Mel era uma abelhinha adolescente trabalhadora que fazia tudo com rebeldia, se a Rainha pedisse coloque mais mel, ela colocava menos.
̶ Quero todos trabalhando!
Mel ficava dançando disfarçadamente e ainda ficava bufando dizendo que um dia iria embora. Seu sonho era conhecer um jardim com todo tipo de flores, rosas e muitos cheiros.
Sua mãe logo dizia:
̶ Você vai crescer e podemos sair para conhecer o que você tanto deseja por que nem tudo que reluz é ouro. Lá fora também tem um mundo perigoso!
Mel colocava seus olhos para cima, abria e fechava a boca, levantava os ombros rapidamente, e nem ouvia a mãe, apenas repetia:
̶ Zum, zum, zum, tá, tá!
Repetia por diversas vezes, e ia diminuindo o som de sua voz.
Abaixava suas antenas, recolhia suas asas e chorava um choro melado de abelha!
̶ Zuim, ic, zuim, ic, zuim, ic, com intervalos de soluço.
Certo dia a rainha exigiu que todos trabalhassem duro, queria muito mel, porém a abelhinha fez ao contrário, enquanto todas as abelhas trabalhavam, ela fingia.
O enxame estava exausto de tanto trabalhar. Foram dormir, menos Mel que ficou acordada e aproveitou para sair voando …#partiu!
Voou, voou e voou. O sol estava se despedindo deixando um clima delicioso de final de tarde. Avistou tantas cores, árvore imensa, céu azulado com nuvens brancas feito algodão doce, borboletas livres, um lago imenso e animais pastando.
Tocava e cheirava tudo como uma abelha desesperada e curiosa. Nunca esteve tão feliz e livre!
Ouviu som de violino, piano e coral. Ficou curiosa e foi seguindo até chegar a uma cerimônia de casamento.
Nunca tinha visto algo tão lindo: flores, rosas, humanos, cheiros e música… Adentrou a igreja, e quis olhar tudo de perto.
Foi recebida com palmadas, xingamentos e foi expulsa.

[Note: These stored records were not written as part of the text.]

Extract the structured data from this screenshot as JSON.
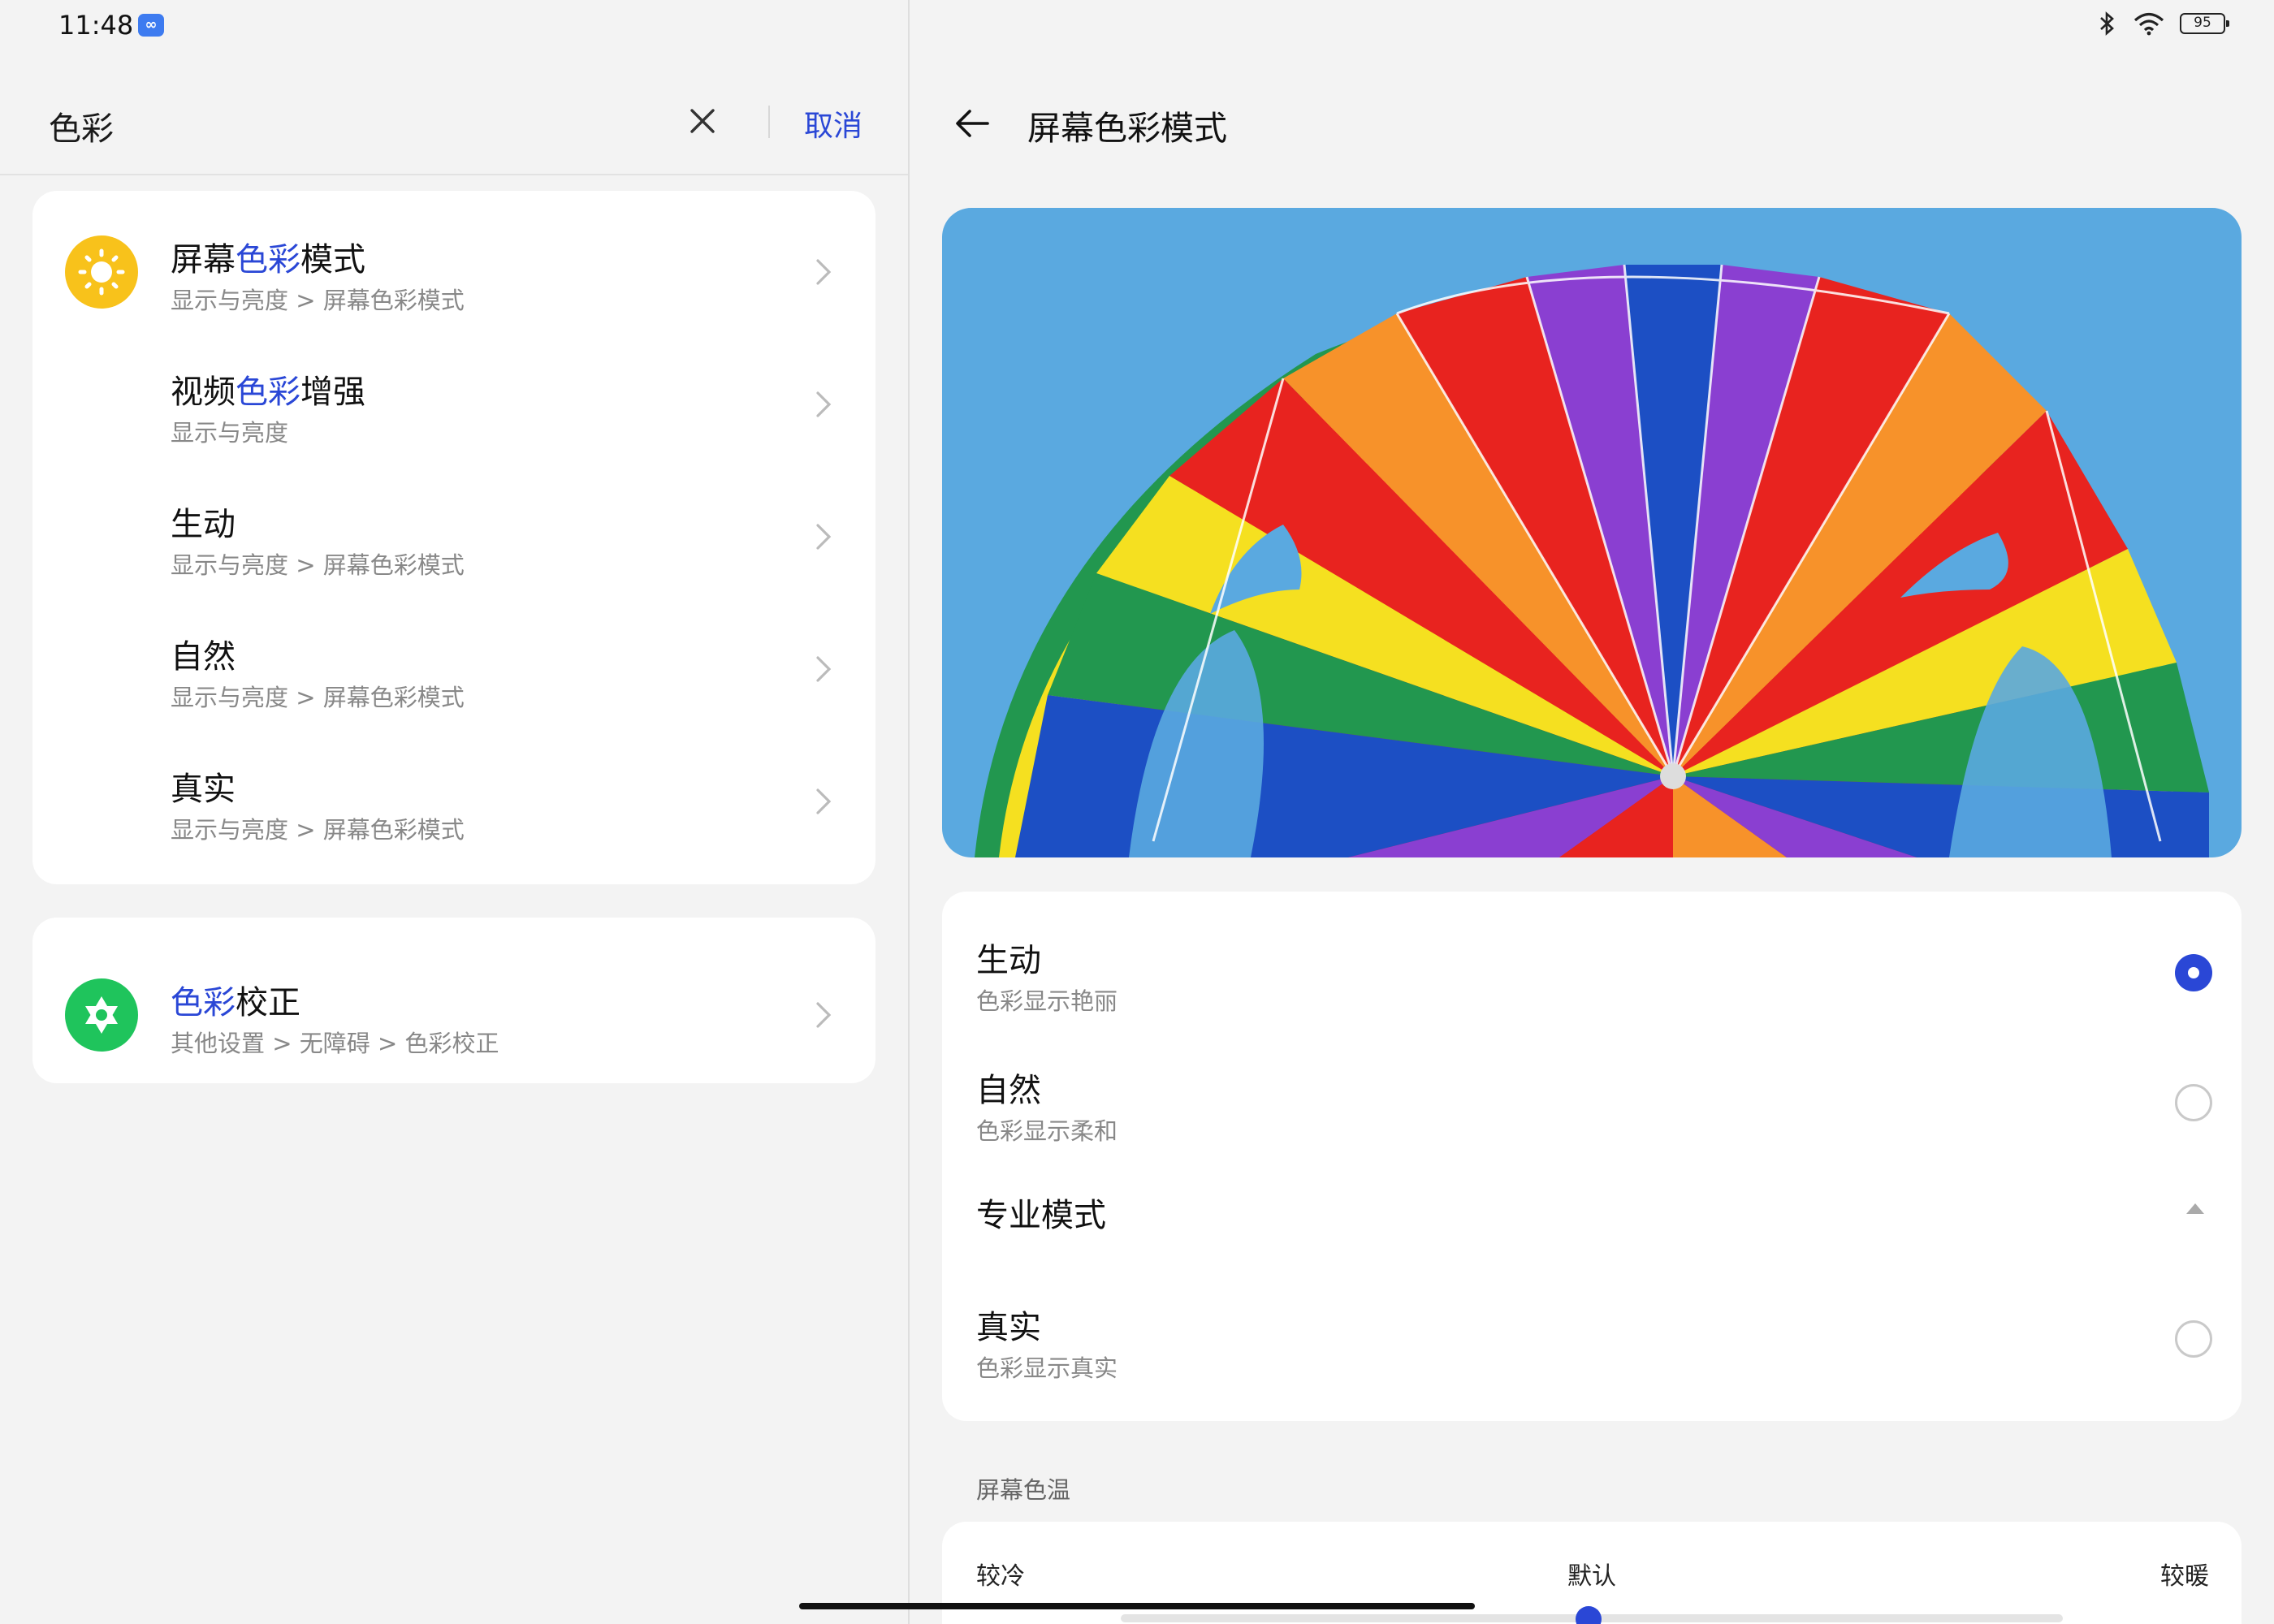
{
  "status_bar": {
    "time": "11:48",
    "notification_icon": "infinity-icon",
    "battery": "95"
  },
  "search": {
    "query": "色彩",
    "cancel_label": "取消"
  },
  "results": [
    {
      "title_pre": "屏幕",
      "title_hl": "色彩",
      "title_post": "模式",
      "path": "显示与亮度 > 屏幕色彩模式",
      "icon": "brightness-icon",
      "icon_color": "#f8c21b"
    },
    {
      "title_pre": "视频",
      "title_hl": "色彩",
      "title_post": "增强",
      "path": "显示与亮度",
      "icon": "",
      "icon_color": ""
    },
    {
      "title_pre": "生动",
      "title_hl": "",
      "title_post": "",
      "path": "显示与亮度 > 屏幕色彩模式",
      "icon": "",
      "icon_color": ""
    },
    {
      "title_pre": "自然",
      "title_hl": "",
      "title_post": "",
      "path": "显示与亮度 > 屏幕色彩模式",
      "icon": "",
      "icon_color": ""
    },
    {
      "title_pre": "真实",
      "title_hl": "",
      "title_post": "",
      "path": "显示与亮度 > 屏幕色彩模式",
      "icon": "",
      "icon_color": ""
    }
  ],
  "results2": [
    {
      "title_pre": "",
      "title_hl": "色彩",
      "title_post": "校正",
      "path": "其他设置 > 无障碍 > 色彩校正",
      "icon": "accessibility-icon",
      "icon_color": "#1fc45c"
    }
  ],
  "detail": {
    "title": "屏幕色彩模式",
    "modes": [
      {
        "title": "生动",
        "subtitle": "色彩显示艳丽",
        "selected": true
      },
      {
        "title": "自然",
        "subtitle": "色彩显示柔和",
        "selected": false
      }
    ],
    "pro_mode": {
      "title": "专业模式",
      "expanded": true
    },
    "pro_options": [
      {
        "title": "真实",
        "subtitle": "色彩显示真实",
        "selected": false
      }
    ],
    "temperature": {
      "section_label": "屏幕色温",
      "cool_label": "较冷",
      "default_label": "默认",
      "warm_label": "较暖",
      "value": 0.5
    }
  },
  "colors": {
    "accent": "#2a47d6",
    "sky": "#5aa9e0"
  }
}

̶ Como já se viu tanta má educação?
̶ Que violência gratuita!
A abelha seguiu em frente. Chegou ao salão de festa com muito mais flores. Aproximou desesperada porque já sentia fome.
Sugava e sugava e nada de néctar. Quando foi afastada por um convidado que disse:
̶ Abelhinha, são flores de plástico!
Voou, voou e foi ao bolo.
Novamente o simpático convidado lhe disse:
̶ Abelhinha, esse bolo é de plástico!
Abismada com que acabou de ouvir, pensava: como ficarão a polinização das flores e nós abelhas, bem-te-vis, borboletas?

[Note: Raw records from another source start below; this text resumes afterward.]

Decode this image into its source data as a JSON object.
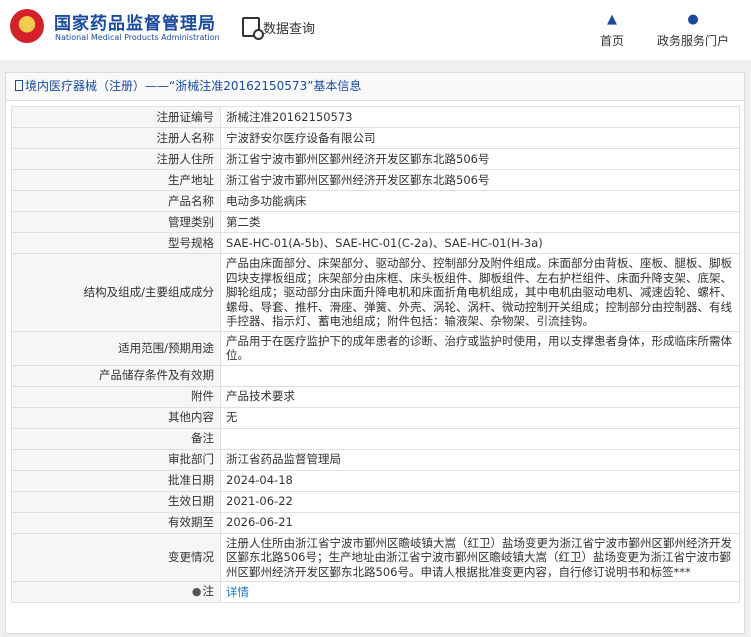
{
  "header": {
    "brand_cn": "国家药品监督管理局",
    "brand_en": "National Medical Products Administration",
    "query_label": "数据查询",
    "nav_home": "首页",
    "nav_service": "政务服务门户"
  },
  "breadcrumb": "境内医疗器械（注册）——“浙械注准20162150573”基本信息",
  "rows": [
    {
      "label": "注册证编号",
      "value": "浙械注准20162150573"
    },
    {
      "label": "注册人名称",
      "value": "宁波舒安尔医疗设备有限公司"
    },
    {
      "label": "注册人住所",
      "value": "浙江省宁波市鄞州区鄞州经济开发区鄞东北路506号"
    },
    {
      "label": "生产地址",
      "value": "浙江省宁波市鄞州区鄞州经济开发区鄞东北路506号"
    },
    {
      "label": "产品名称",
      "value": "电动多功能病床"
    },
    {
      "label": "管理类别",
      "value": "第二类"
    },
    {
      "label": "型号规格",
      "value": "SAE-HC-01(A-5b)、SAE-HC-01(C-2a)、SAE-HC-01(H-3a)"
    },
    {
      "label": "结构及组成/主要组成成分",
      "value": "产品由床面部分、床架部分、驱动部分、控制部分及附件组成。床面部分由背板、座板、腿板、脚板四块支撑板组成；床架部分由床框、床头板组件、脚板组件、左右护栏组件、床面升降支架、底架、脚轮组成；驱动部分由床面升降电机和床面折角电机组成，其中电机由驱动电机、减速齿轮、螺杆、螺母、导套、推杆、滑座、弹簧、外壳、涡轮、涡杆、微动控制开关组成；控制部分由控制器、有线手控器、指示灯、蓄电池组成；附件包括：输液架、杂物架、引流挂钩。"
    },
    {
      "label": "适用范围/预期用途",
      "value": "产品用于在医疗监护下的成年患者的诊断、治疗或监护时使用，用以支撑患者身体，形成临床所需体位。"
    },
    {
      "label": "产品储存条件及有效期",
      "value": ""
    },
    {
      "label": "附件",
      "value": "产品技术要求"
    },
    {
      "label": "其他内容",
      "value": "无"
    },
    {
      "label": "备注",
      "value": ""
    },
    {
      "label": "审批部门",
      "value": "浙江省药品监督管理局"
    },
    {
      "label": "批准日期",
      "value": "2024-04-18"
    },
    {
      "label": "生效日期",
      "value": "2021-06-22"
    },
    {
      "label": "有效期至",
      "value": "2026-06-21"
    },
    {
      "label": "变更情况",
      "value": "注册人住所由浙江省宁波市鄞州区瞻岐镇大嵩（红卫）盐场变更为浙江省宁波市鄞州区鄞州经济开发区鄞东北路506号；生产地址由浙江省宁波市鄞州区瞻岐镇大嵩（红卫）盐场变更为浙江省宁波市鄞州区鄞州经济开发区鄞东北路506号。申请人根据批准变更内容，自行修订说明书和标签***"
    }
  ],
  "note": {
    "label": "注",
    "link": "详情"
  },
  "colors": {
    "brand_blue": "#1a4a9c",
    "link_blue": "#1a6fc4",
    "logo_red": "#d4202a"
  }
}
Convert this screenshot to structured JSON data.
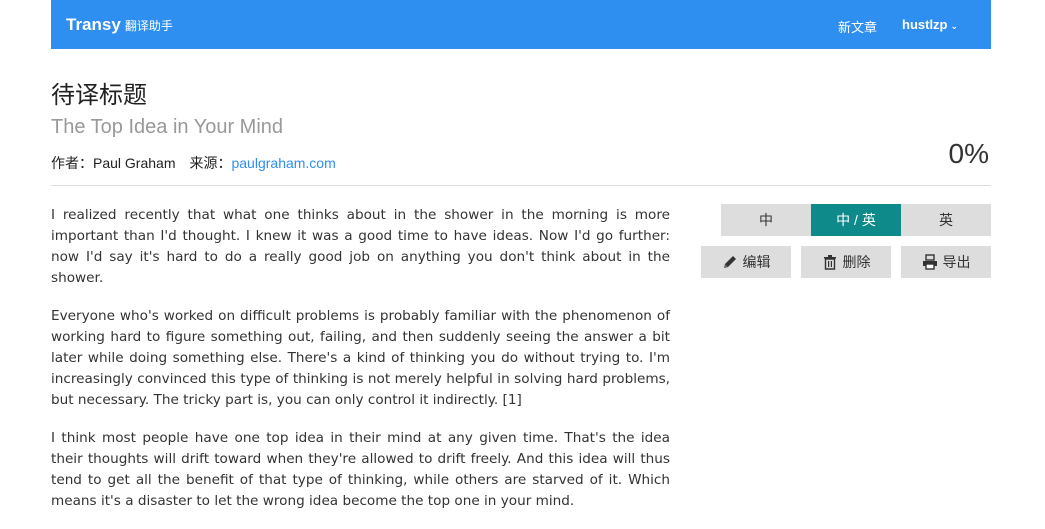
{
  "nav": {
    "brand": "Transy",
    "brand_sub": "翻译助手",
    "new_article": "新文章",
    "user": "hustlzp"
  },
  "article": {
    "title_zh": "待译标题",
    "title_en": "The Top Idea in Your Mind",
    "author_label": "作者：",
    "author": "Paul Graham",
    "source_label": "来源：",
    "source": "paulgraham.com",
    "progress": "0%",
    "paragraphs": [
      "I realized recently that what one thinks about in the shower in the morning is more important than I'd thought. I knew it was a good time to have ideas. Now I'd go further: now I'd say it's hard to do a really good job on anything you don't think about in the shower.",
      "Everyone who's worked on difficult problems is probably familiar with the phenomenon of working hard to figure something out, failing, and then suddenly seeing the answer a bit later while doing something else. There's a kind of thinking you do without trying to. I'm increasingly convinced this type of thinking is not merely helpful in solving hard problems, but necessary. The tricky part is, you can only control it indirectly. [1]",
      "I think most people have one top idea in their mind at any given time. That's the idea their thoughts will drift toward when they're allowed to drift freely. And this idea will thus tend to get all the benefit of that type of thinking, while others are starved of it. Which means it's a disaster to let the wrong idea become the top one in your mind."
    ]
  },
  "view_modes": {
    "zh": "中",
    "zh_en": "中 / 英",
    "en": "英",
    "active": "zh_en"
  },
  "actions": {
    "edit": "编辑",
    "delete": "删除",
    "export": "导出"
  },
  "colors": {
    "navbar": "#2f8ff0",
    "active_mode": "#0e8a8a",
    "link": "#2f8ff0"
  }
}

Abaixou suas antenas, recolheu as suas asas e chorou um choro melado de abelha!
̶ Zuim, ic, zuim, ic, zuim, ic, com intervalos de soluço.
Mel se afastou devagarzinho, desiludida e logo pensou no ditado popular que sua mãe sempre dizia: “Nem tudo que reluz é ouro”!
Aproveitou para retornar a sua colmeia. Reencontrou a sua família preocupada com seu sumiço.
Pediu desculpas e começou a contar tudo o que aconteceu. A partir desse dia Mel aprendeu muitas lições e resolveu escrever essa história para compartilhar com suas amigas abelhas e zangões.